Adiante, o escrever sobre, que é um pensar sobre esse algo, que é um pensar o pensamento, que é um pensar a si, e ao pensar a si um pensar o ser, e ao pensar o ser um escrever sobre educação. Aí novamente Nietzsche nos apresenta uma perspectiva deste buscar que não se justifica por algo a ser desvelado, questão enfatiza por Foucault [nota sobre não haver nada sobre a cortina no Foucault de Deleuze]. Temos aí uma relação ambígua com as aparências, e nela com as forças apolíneas.

Devemos ser exatos: o psicólogo Nietzsche não reprova a aparência como tal, se não a falsa fé que se deposita na aparência. Condena que se oculte detrás do caráter aparente. Condena aquele autoengano através do qual, para poder crer nos valores que se tenha construído para si, os consagra e idealiza como se fossem valores e verdades absolutas. […] O dionisíaco Nietzsche insiste no direito a vida, e na riqueza vital que tem a aparência, mas sem autoenganar-se. (SAFRANSKI, 1998, p.97. TRADUÇÃO NOSSA).

Se o mundo enquanto fenômeno é percebido enquanto aparência, nos efeitos que produz, cabe a nós jogar com essas aparências, no sentido do que com elas podemos compor, e nisso compor a nossa realidade.
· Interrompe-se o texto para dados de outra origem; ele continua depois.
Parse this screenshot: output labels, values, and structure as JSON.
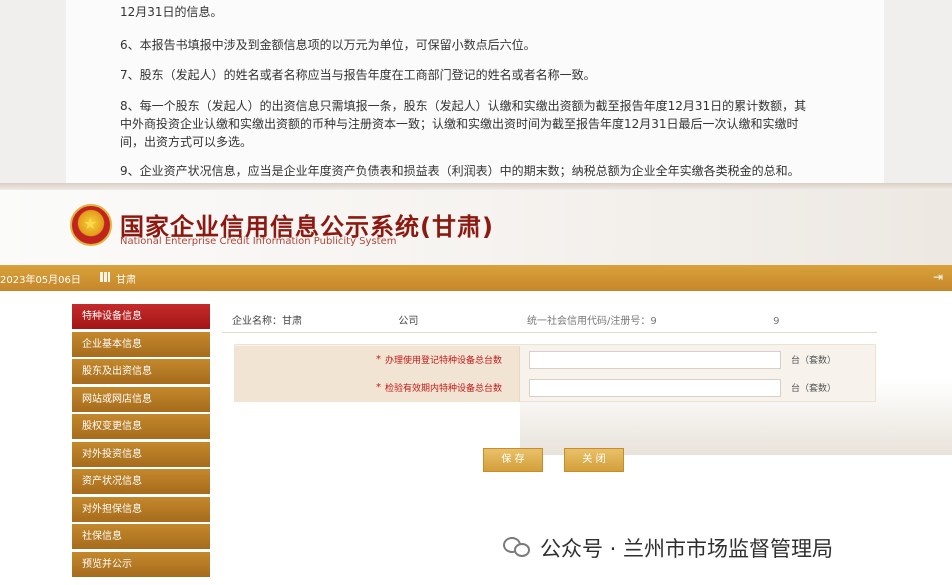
{
  "document": {
    "lines": [
      "12月31日的信息。",
      "6、本报告书填报中涉及到金额信息项的以万元为单位，可保留小数点后六位。",
      "7、股东（发起人）的姓名或者名称应当与报告年度在工商部门登记的姓名或者名称一致。",
      "8、每一个股东（发起人）的出资信息只需填报一条，股东（发起人）认缴和实缴出资额为截至报告年度12月31日的累计数额，其",
      "中外商投资企业认缴和实缴出资额的币种与注册资本一致；认缴和实缴出资时间为截至报告年度12月31日最后一次认缴和实缴时",
      "间，出资方式可以多选。",
      "9、企业资产状况信息，应当是企业年度资产负债表和损益表（利润表）中的期末数；纳税总额为企业全年实缴各类税金的总和。"
    ]
  },
  "banner": {
    "title": "国家企业信用信息公示系统(甘肃)",
    "subtitle": "National Enterprise Credit Information Publicity System",
    "emblem_icon": "national-emblem-icon"
  },
  "nav": {
    "date": "2023年05月06日",
    "user": "甘肃",
    "logout_icon": "logout-icon"
  },
  "sidebar": {
    "items": [
      {
        "label": "特种设备信息",
        "active": true
      },
      {
        "label": "企业基本信息"
      },
      {
        "label": "股东及出资信息"
      },
      {
        "label": "网站或网店信息"
      },
      {
        "label": "股权变更信息"
      },
      {
        "label": "对外投资信息"
      },
      {
        "label": "资产状况信息"
      },
      {
        "label": "对外担保信息"
      },
      {
        "label": "社保信息"
      },
      {
        "label": "预览并公示"
      }
    ]
  },
  "main": {
    "company_label": "企业名称：甘肃",
    "company_suffix": "公司",
    "credit_label": "统一社会信用代码/注册号：9",
    "credit_tail": "9",
    "rows": [
      {
        "required": "*",
        "label": "办理使用登记特种设备总台数",
        "value": "",
        "unit": "台（套数）"
      },
      {
        "required": "*",
        "label": "检验有效期内特种设备总台数",
        "value": "",
        "unit": "台（套数）"
      }
    ],
    "save_label": "保 存",
    "close_label": "关 闭"
  },
  "watermark": {
    "text": "公众号 · 兰州市市场监督管理局",
    "icon": "wechat-icon"
  },
  "colors": {
    "accent": "#8c1810",
    "nav": "#c6862a",
    "sidebar": "#b07622",
    "active": "#b61d1d"
  }
}
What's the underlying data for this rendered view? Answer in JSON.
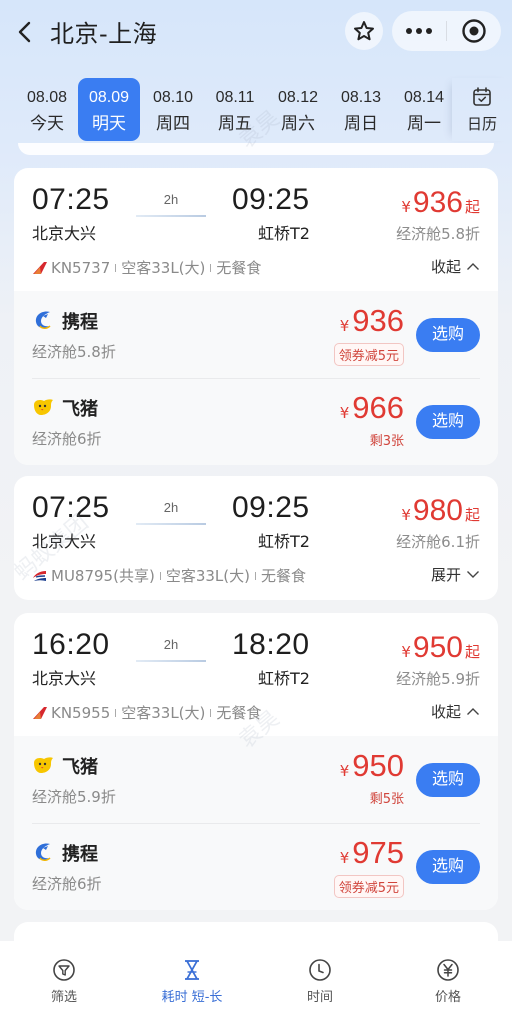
{
  "header": {
    "title": "北京-上海",
    "icons": {
      "back": "chevron-left-icon",
      "star": "star-icon",
      "more": "more-dots-icon",
      "close": "target-circle-icon"
    }
  },
  "dates": [
    {
      "date": "08.08",
      "weekday": "今天",
      "active": false
    },
    {
      "date": "08.09",
      "weekday": "明天",
      "active": true
    },
    {
      "date": "08.10",
      "weekday": "周四",
      "active": false
    },
    {
      "date": "08.11",
      "weekday": "周五",
      "active": false
    },
    {
      "date": "08.12",
      "weekday": "周六",
      "active": false
    },
    {
      "date": "08.13",
      "weekday": "周日",
      "active": false
    },
    {
      "date": "08.14",
      "weekday": "周一",
      "active": false
    }
  ],
  "calendar": {
    "label": "日历",
    "icon": "calendar-check-icon"
  },
  "currency": "¥",
  "from_suffix": "起",
  "flights": [
    {
      "dep_time": "07:25",
      "dep_airport": "北京大兴",
      "arr_time": "09:25",
      "arr_airport": "虹桥T2",
      "duration": "2h",
      "price": "936",
      "discount": "经济舱5.8折",
      "flight_no": "KN5737",
      "aircraft": "空客33L(大)",
      "meal": "无餐食",
      "airline_logo": "china-united-airlines-logo",
      "toggle": "收起",
      "expanded": true,
      "vendors": [
        {
          "name": "携程",
          "logo": "ctrip-dolphin-logo",
          "discount": "经济舱5.8折",
          "price": "936",
          "note": "领券减5元",
          "note_type": "badge",
          "button": "选购"
        },
        {
          "name": "飞猪",
          "logo": "fliggy-logo",
          "discount": "经济舱6折",
          "price": "966",
          "note": "剩3张",
          "note_type": "text",
          "button": "选购"
        }
      ]
    },
    {
      "dep_time": "07:25",
      "dep_airport": "北京大兴",
      "arr_time": "09:25",
      "arr_airport": "虹桥T2",
      "duration": "2h",
      "price": "980",
      "discount": "经济舱6.1折",
      "flight_no": "MU8795(共享)",
      "aircraft": "空客33L(大)",
      "meal": "无餐食",
      "airline_logo": "china-eastern-logo",
      "toggle": "展开",
      "expanded": false,
      "vendors": []
    },
    {
      "dep_time": "16:20",
      "dep_airport": "北京大兴",
      "arr_time": "18:20",
      "arr_airport": "虹桥T2",
      "duration": "2h",
      "price": "950",
      "discount": "经济舱5.9折",
      "flight_no": "KN5955",
      "aircraft": "空客33L(大)",
      "meal": "无餐食",
      "airline_logo": "china-united-airlines-logo",
      "toggle": "收起",
      "expanded": true,
      "vendors": [
        {
          "name": "飞猪",
          "logo": "fliggy-logo",
          "discount": "经济舱5.9折",
          "price": "950",
          "note": "剩5张",
          "note_type": "text",
          "button": "选购"
        },
        {
          "name": "携程",
          "logo": "ctrip-dolphin-logo",
          "discount": "经济舱6折",
          "price": "975",
          "note": "领券减5元",
          "note_type": "badge",
          "button": "选购"
        }
      ]
    }
  ],
  "tabbar": [
    {
      "label": "筛选",
      "icon": "filter-icon",
      "active": false
    },
    {
      "label": "耗时 短-长",
      "icon": "hourglass-icon",
      "active": true
    },
    {
      "label": "时间",
      "icon": "clock-icon",
      "active": false
    },
    {
      "label": "价格",
      "icon": "yen-icon",
      "active": false
    }
  ],
  "watermarks": [
    "袁昊",
    "蚂蚁集团"
  ],
  "colors": {
    "accent": "#3a7df2",
    "price": "#e03a33",
    "tab_active": "#3a6fd6"
  }
}
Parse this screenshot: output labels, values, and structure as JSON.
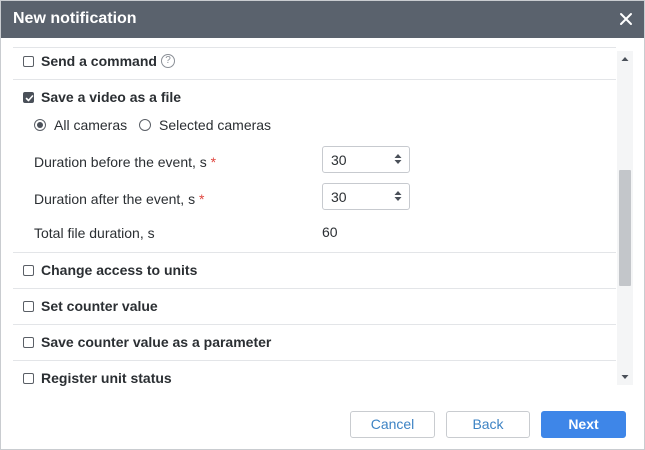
{
  "dialog": {
    "title": "New notification",
    "close_icon": "close-icon"
  },
  "actions": {
    "send_command": {
      "label": "Send a command",
      "checked": false,
      "help_icon": "question-circle-icon",
      "help_text": "?"
    },
    "save_video": {
      "label": "Save a video as a file",
      "checked": true,
      "cameras": {
        "options": [
          {
            "label": "All cameras",
            "selected": true
          },
          {
            "label": "Selected cameras",
            "selected": false
          }
        ]
      },
      "duration_before": {
        "label": "Duration before the event, s",
        "required_mark": "*",
        "value": "30"
      },
      "duration_after": {
        "label": "Duration after the event, s",
        "required_mark": "*",
        "value": "30"
      },
      "total": {
        "label": "Total file duration, s",
        "value": "60"
      }
    },
    "change_access": {
      "label": "Change access to units",
      "checked": false
    },
    "set_counter": {
      "label": "Set counter value",
      "checked": false
    },
    "save_counter_param": {
      "label": "Save counter value as a parameter",
      "checked": false
    },
    "register_status": {
      "label": "Register unit status",
      "checked": false
    }
  },
  "footer": {
    "cancel": "Cancel",
    "back": "Back",
    "next": "Next"
  },
  "colors": {
    "titlebar": "#5a626d",
    "primary": "#3e86e8",
    "link": "#3d83c4",
    "required": "#e0463f"
  }
}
Realidade que, portanto, é sempre uma ficção.

Se deve amar a aparência pela aparência mesma. Nada que objetar a um ator, mas não se deve esquecer que se é um ator. Nada que objetar a vaidosa fantasia, mas deve se seguir sendo soberano sobre a própria força fantasiosa, não se deve tentar desaparecer entre as imagens que criou. […] A soberania dionisíaca surge quando se assume a vontade de engano. (SAFRANSKI, 1998, Idem – 97. TRADUÇÃO NOSSA).

Essa afirmação reforça os contornos do estudo no qual esta pesquisa-texto se desdobra: a ideia de autoexperimentação que aqui apresentamos também pode ser entendida como autoficção. Isso porque esta experimentação não objetifica o mundo, não se trata de um ser consciente agindo sobre um objeto cognoscente. Não há, a priori, sujeito e objeto. Tudo é aparência. A fé no engano se apresenta neste estudo como uma fé na possibilidade de estabelecer uma poética da existência, uma vez que a realidade é, nesse sentido, uma ficção – tanto quanto uma ficção produz sua realidade. Na construção de uma narrativa desenhamos nossa realidade a partir dos efeitos da aparência do mundo, do que nele nos afeta.

Pois bem, e se a realidade não está nem no objeto, nem no sujeito, talvez então se encontre na relação entre ambos? Na bipolaridade? No predicado que une sujeito e objeto? Tanto sujeito como objeto são ficções, de acordo. Mas a realidade está na relação entre ambos. O conhecedor e o conhecido são ficções, de acordo. Mas o conhecimento é realidade. O vivo e o vivido são ficções, de acordo. Mas a vivência é realidade. Muito bem, mas se há tantas relações quanto pontos de vista? Se a mesa é conhecimento meu enquanto tábua solida e campo vazio? Ambos os conhecimentos são realidade. São ontologicamente equivalentes. E esta admissão significa, no fundo, a admissão de que realidade é ficção, e ficção é realidade. (FLUSSER, 2006, p.2).